Johnson is the poster boy for what some describe as Christian nationalism. Given his leading role in efforts to overturn the results of the 2020 election, it is clear that he, like many of the others on the evangelical right, is willing to violate any ethical or moral principle to achieve his ends.

Mr. Johnson has expressed skepticism about some definitions of the separation of church and state. He refers to the Declaration of Independence as a "creed" and describes it as a "religious statement of faith." He believes that his generation has been wrongly convinced that a separation of church and state was outlined in the Constitution. He believes "the founders wanted to protect the church from an encroaching state, not the other way around."

Over the arc of his career, Mr. Johnson, a lawyer and a member of the Louisiana Legislature before his election to Congress, has been driven by a belief that Christianity is under attack and that Christian faith needs to be elevated in the public discourse.

He has described himself as "a Bible-believing Christian" and said that to understand his politics, one only need "pick up a Bible off your shelf and read it". He has railed against "the earnest advocates of atheism" and has written that "This sprawling alliance of anti-God enthusiasts has proven frighteningly efficient at remaking America in their own brutal, dehumanizing image", adding that "In the space of a few decades, they have managed to entrench abortion and homosexual behavior, objectify children into sexual objects, criminalise Christianity in the popular culture, and promote guilt and self-doubt as the foremost qualities of our national character."

He is not shy about framing his political career as a divinely driven battle to put religion (in this case only his evangelical Christian religion) at the center of American policy and lawmaking. From gun violence to abortion to immigration, Mr. Johnson's policy views are shaped by his belief that too many Americans are "denying existence of God himself."

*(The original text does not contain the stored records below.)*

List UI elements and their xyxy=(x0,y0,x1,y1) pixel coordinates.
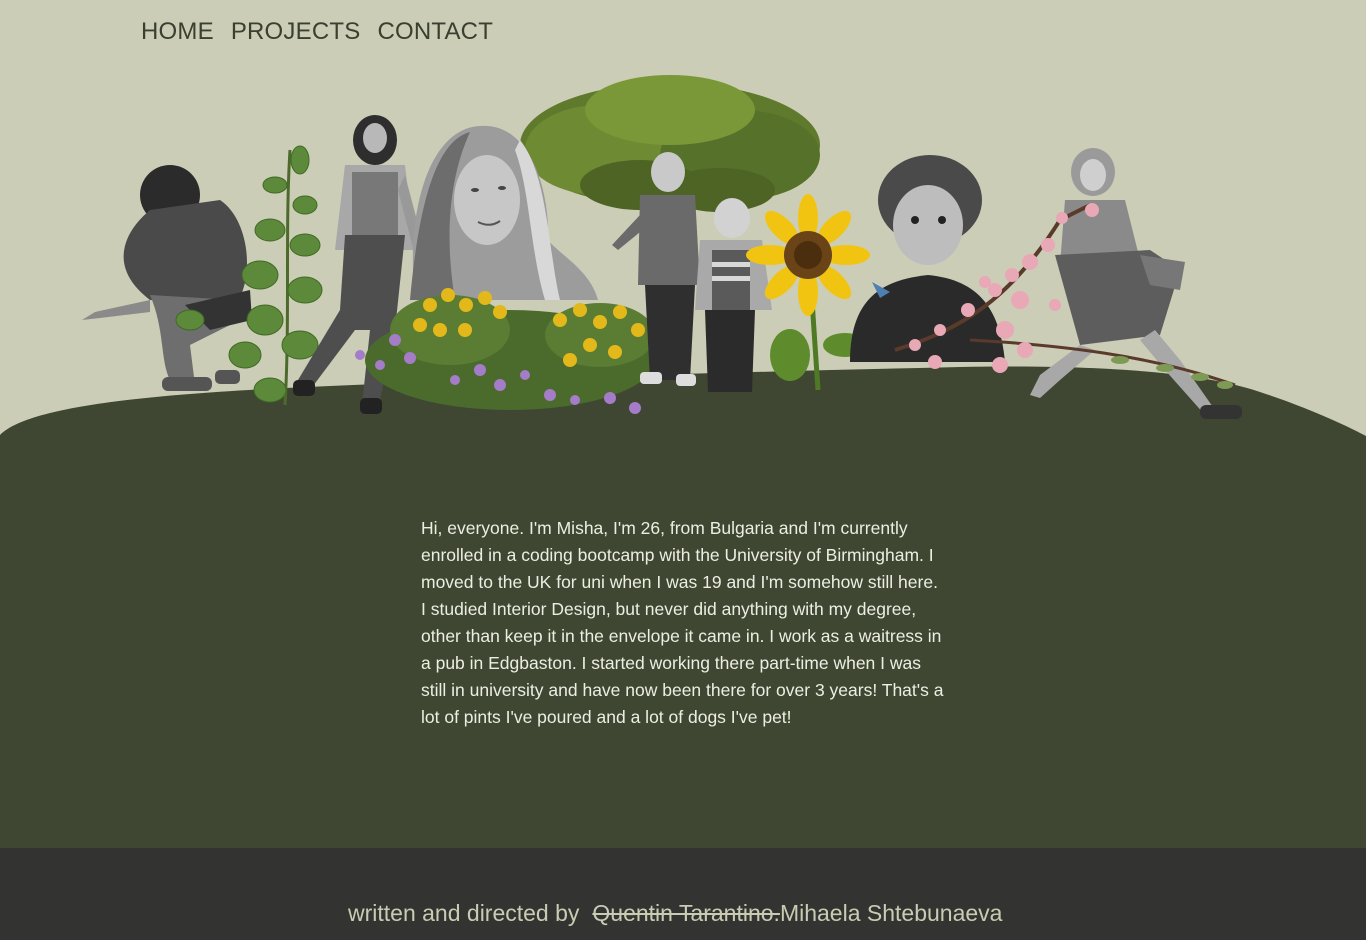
child-portrait-photo xyxy=(850,155,1005,362)
bio-text: Hi, everyone. I'm Misha, I'm 26, from Bu… xyxy=(421,518,944,727)
credit-struck-name: Quentin Tarantino. xyxy=(592,900,780,926)
main-nav: HOME PROJECTS CONTACT xyxy=(141,18,493,46)
nav-projects-link[interactable]: PROJECTS xyxy=(231,18,361,46)
nav-home-link[interactable]: HOME xyxy=(141,18,214,46)
nav-contact-link[interactable]: CONTACT xyxy=(377,18,493,46)
credit-prefix: written and directed by xyxy=(348,900,580,926)
credit-name: Mihaela Shtebunaeva xyxy=(779,900,1003,926)
crouching-woman-photo xyxy=(82,165,252,391)
footer: written and directed by Quentin Tarantino… xyxy=(0,848,1366,940)
footer-credit: written and directed by Quentin Tarantino… xyxy=(348,900,1002,927)
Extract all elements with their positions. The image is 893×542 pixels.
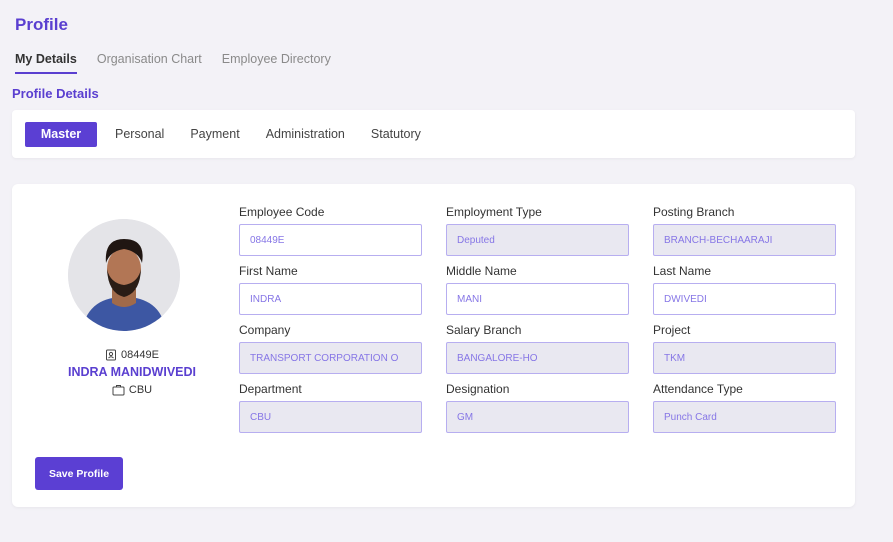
field-first-name: First Name xyxy=(239,264,422,315)
employment-type-input xyxy=(446,224,629,256)
subtab-payment[interactable]: Payment xyxy=(182,121,247,147)
field-label: Last Name xyxy=(653,264,712,278)
salary-branch-input xyxy=(446,342,629,374)
project-input xyxy=(653,342,836,374)
field-label: Company xyxy=(239,323,291,337)
field-attendance-type: Attendance Type xyxy=(653,382,836,433)
profile-employee-code: 08449E xyxy=(121,349,159,361)
field-posting-branch: Posting Branch xyxy=(653,205,836,256)
attendance-type-input xyxy=(653,401,836,433)
employee-code-input[interactable] xyxy=(239,224,422,256)
profile-name: INDRA MANIDWIVEDI xyxy=(67,365,196,379)
field-label: Designation xyxy=(446,382,510,396)
subtab-administration[interactable]: Administration xyxy=(258,121,353,147)
briefcase-icon xyxy=(112,384,125,396)
field-label: Employee Code xyxy=(239,205,325,219)
profile-department: CBU xyxy=(128,384,153,396)
sub-tabs-bar: Master Personal Payment Administration S… xyxy=(12,110,855,158)
field-label: Attendance Type xyxy=(653,382,743,396)
field-company: Company xyxy=(239,323,422,374)
subtab-personal[interactable]: Personal xyxy=(107,121,172,147)
employee-code-line: 08449E xyxy=(32,349,232,361)
tab-employee-directory[interactable]: Employee Directory xyxy=(222,52,331,74)
field-label: Salary Branch xyxy=(446,323,522,337)
save-profile-button[interactable]: Save Profile xyxy=(35,457,123,490)
department-input xyxy=(239,401,422,433)
field-designation: Designation xyxy=(446,382,629,433)
middle-name-input[interactable] xyxy=(446,283,629,315)
tab-my-details[interactable]: My Details xyxy=(15,52,77,74)
field-project: Project xyxy=(653,323,836,374)
profile-summary: 08449E INDRA MANIDWIVEDI CBU xyxy=(32,349,232,396)
avatar xyxy=(68,219,180,331)
profile-form: Employee Code Employment Type Posting Br… xyxy=(239,205,836,433)
field-employment-type: Employment Type xyxy=(446,205,629,256)
department-line: CBU xyxy=(32,384,232,396)
designation-input xyxy=(446,401,629,433)
avatar-photo-icon xyxy=(68,219,180,331)
top-tabs: My Details Organisation Chart Employee D… xyxy=(15,52,331,74)
field-employee-code: Employee Code xyxy=(239,205,422,256)
field-label: First Name xyxy=(239,264,298,278)
company-input xyxy=(239,342,422,374)
subtab-master[interactable]: Master xyxy=(25,121,97,147)
last-name-input[interactable] xyxy=(653,283,836,315)
id-badge-icon xyxy=(105,349,117,361)
field-label: Employment Type xyxy=(446,205,542,219)
field-label: Middle Name xyxy=(446,264,517,278)
field-salary-branch: Salary Branch xyxy=(446,323,629,374)
field-middle-name: Middle Name xyxy=(446,264,629,315)
tab-organisation-chart[interactable]: Organisation Chart xyxy=(97,52,202,74)
section-title: Profile Details xyxy=(12,86,99,101)
field-label: Project xyxy=(653,323,691,337)
field-last-name: Last Name xyxy=(653,264,836,315)
page-title: Profile xyxy=(15,15,68,34)
field-label: Posting Branch xyxy=(653,205,735,219)
posting-branch-input xyxy=(653,224,836,256)
first-name-input[interactable] xyxy=(239,283,422,315)
profile-card: 08449E INDRA MANIDWIVEDI CBU Employee Co… xyxy=(12,184,855,507)
field-department: Department xyxy=(239,382,422,433)
subtab-statutory[interactable]: Statutory xyxy=(363,121,429,147)
field-label: Department xyxy=(239,382,302,396)
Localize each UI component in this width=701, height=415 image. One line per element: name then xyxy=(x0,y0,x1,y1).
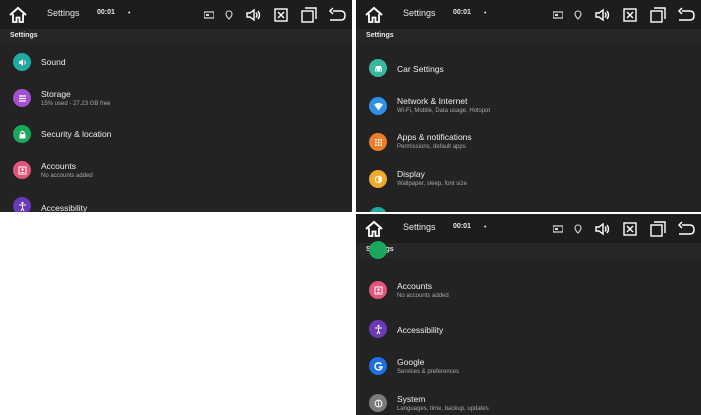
item-title: Display xyxy=(397,169,425,179)
item-subtitle: 15% used - 27.23 GB free xyxy=(41,101,111,107)
item-subtitle: Wallpaper, sleep, font size xyxy=(397,181,467,187)
settings-screen-right-top: Settings 00:01 • Settings Car Settings N… xyxy=(356,0,701,212)
list-item-system[interactable]: System Languages, time, backup, updates xyxy=(356,385,701,415)
partial-item-icon xyxy=(369,207,387,212)
list-item-google[interactable]: Google Services & preferences xyxy=(356,348,701,384)
recent-apps-icon[interactable] xyxy=(649,6,667,24)
accounts-icon xyxy=(369,281,387,299)
status-dot: • xyxy=(484,10,487,17)
item-title: Security & location xyxy=(41,129,112,139)
item-subtitle: Services & preferences xyxy=(397,369,460,375)
item-title: Google xyxy=(397,357,425,367)
volume-icon[interactable] xyxy=(244,6,262,24)
location-icon xyxy=(574,10,582,20)
brightness-icon xyxy=(369,170,387,188)
settings-list: Sound Storage 15% used - 27.23 GB free S… xyxy=(0,44,352,212)
list-item-security-location[interactable]: Security & location xyxy=(0,116,352,152)
system-info-icon xyxy=(369,394,387,412)
list-item-accessibility[interactable]: Accessibility xyxy=(0,188,352,212)
item-subtitle: Permissions, default apps xyxy=(397,144,466,150)
lock-icon xyxy=(13,125,31,143)
item-title: Car Settings xyxy=(397,64,444,74)
status-bar: Settings 00:01 • xyxy=(356,0,701,29)
settings-screen-left: Settings 00:01 • Settings Sound Storage … xyxy=(0,0,352,212)
item-title: Accessibility xyxy=(397,325,444,335)
home-icon[interactable] xyxy=(364,5,384,25)
list-item-accessibility[interactable]: Accessibility xyxy=(356,311,701,347)
google-icon xyxy=(369,357,387,375)
car-icon xyxy=(369,59,387,77)
volume-icon[interactable] xyxy=(593,6,611,24)
accessibility-icon xyxy=(369,320,387,338)
list-item-partial[interactable] xyxy=(356,198,701,212)
item-subtitle: No accounts added xyxy=(397,293,449,299)
wifi-icon xyxy=(369,97,387,115)
back-icon[interactable] xyxy=(328,6,346,24)
list-item-accounts[interactable]: Accounts No accounts added xyxy=(0,152,352,188)
item-subtitle: Languages, time, backup, updates xyxy=(397,406,489,412)
item-title: Accounts xyxy=(41,161,76,171)
item-title: System xyxy=(397,394,426,404)
back-icon[interactable] xyxy=(677,6,695,24)
list-item-display[interactable]: Display Wallpaper, sleep, font size xyxy=(356,161,701,197)
item-subtitle: Wi-Fi, Mobile, Data usage, Hotspot xyxy=(397,108,491,114)
item-title: Sound xyxy=(41,57,66,67)
settings-list: Car Settings Network & Internet Wi-Fi, M… xyxy=(356,44,701,212)
item-title: Network & Internet xyxy=(397,96,468,106)
accessibility-icon xyxy=(13,197,31,212)
item-subtitle: No accounts added xyxy=(41,173,93,179)
list-item-accounts[interactable]: Accounts No accounts added xyxy=(356,272,701,308)
item-title: Accounts xyxy=(397,281,432,291)
status-dot: • xyxy=(128,10,131,17)
item-title: Accessibility xyxy=(41,203,88,212)
settings-list: Accounts No accounts added Accessibility… xyxy=(356,241,701,415)
location-icon xyxy=(225,10,233,20)
item-title: Apps & notifications xyxy=(397,132,472,142)
settings-screen-right-bottom: Settings 00:01 • Settings Accounts No ac… xyxy=(356,214,701,415)
settings-header: Settings xyxy=(356,29,701,44)
settings-header-label: Settings xyxy=(10,32,38,39)
status-time: 00:01 xyxy=(453,223,471,230)
settings-header: Settings xyxy=(0,29,352,44)
list-item-sound[interactable]: Sound xyxy=(0,44,352,80)
status-time: 00:01 xyxy=(453,9,471,16)
status-dot: • xyxy=(484,224,487,231)
settings-header-label: Settings xyxy=(366,32,394,39)
signal-icon xyxy=(553,11,563,19)
home-icon[interactable] xyxy=(8,5,28,25)
status-title: Settings xyxy=(47,8,80,18)
storage-icon xyxy=(13,89,31,107)
list-item-storage[interactable]: Storage 15% used - 27.23 GB free xyxy=(0,80,352,116)
recent-apps-icon[interactable] xyxy=(300,6,318,24)
list-item-apps-notifications[interactable]: Apps & notifications Permissions, defaul… xyxy=(356,124,701,160)
list-item-partial[interactable] xyxy=(356,232,701,268)
partial-item-icon xyxy=(369,241,387,259)
close-box-icon[interactable] xyxy=(272,6,290,24)
list-item-network-internet[interactable]: Network & Internet Wi-Fi, Mobile, Data u… xyxy=(356,88,701,124)
list-item-car-settings[interactable]: Car Settings xyxy=(356,50,701,86)
status-bar: Settings 00:01 • xyxy=(0,0,352,29)
status-title: Settings xyxy=(403,222,436,232)
close-box-icon[interactable] xyxy=(621,6,639,24)
status-title: Settings xyxy=(403,8,436,18)
item-title: Storage xyxy=(41,89,71,99)
signal-icon xyxy=(204,11,214,19)
accounts-icon xyxy=(13,161,31,179)
apps-grid-icon xyxy=(369,133,387,151)
status-time: 00:01 xyxy=(97,9,115,16)
sound-icon xyxy=(13,53,31,71)
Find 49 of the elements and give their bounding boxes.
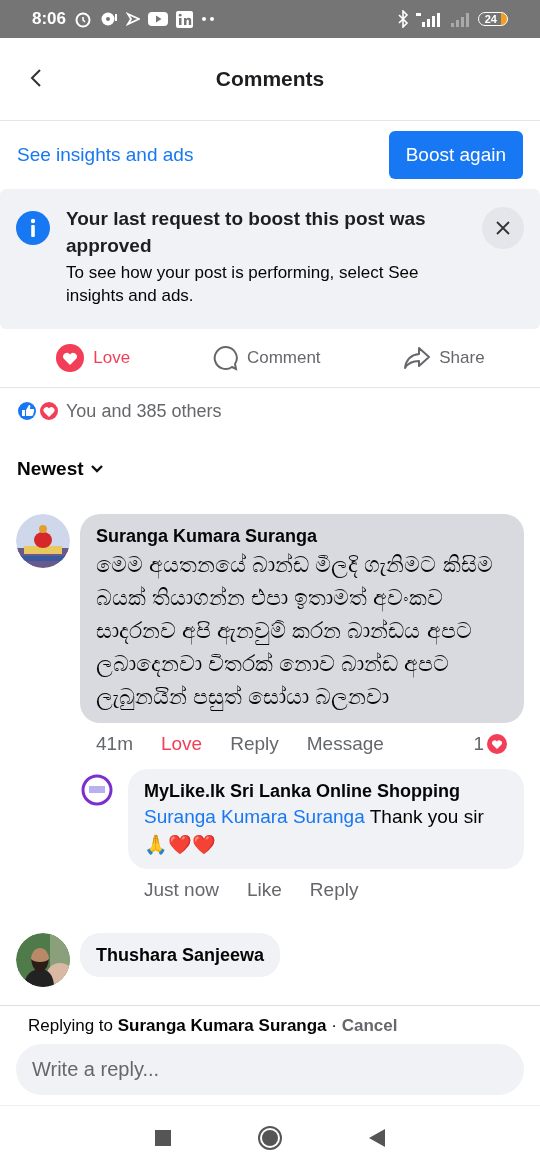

Mr. Johnson linked school shootings to no-fault divorce laws, "radical feminism" and legal abortion. He explained how his religion drives his hard line immigration stance, arguing that while the Bible teaches Christians to practice "personal charity," that commandment was "never directed to the government."

He has recorded over a thousand interviews on talk radio and television — much of it from his time at the Alliance Defense Fund, now called the Alliance Defending Freedom — leaving a long trail of words that help paint a picture of an arch-conservative who promotes a literal reading of the Bible. In 2015, he provided legal services to Answers in Genesis, a fundamentalist Christian group founded by Ken Ham that rejects scientific findings about evolution and the early history of the cosmos. The organization cites "the Word of God" in saying that the universe is 6,000 years old and suggests that "we simply have been indoctrinated to believe it looks old." The universe is in fact about 13.8 billion years old, astronomers generally agree.

Here is what I believe is the most disturbing aspect of his ascent to the third most powerful political office in America. Mr. Johnson's has never had to run a competitive race. When he took office in the Louisiana House of Representatives in 2015, he ran unopposed for a seat that had been vacated. In his first run for Congress in 2016, he handily defeated his Democratic opponent, Marshall Jones, and last year he ran unopposed for his seat.

Clearly in Mr. Johnson's mind, if you are not on board with Christian nationalism, you are deemed to be part of the Untermenschen (subhumans) out to destroy evangelical Christianity. This is what blind faith gets you, an arrogance that can only be described as evil incarnate.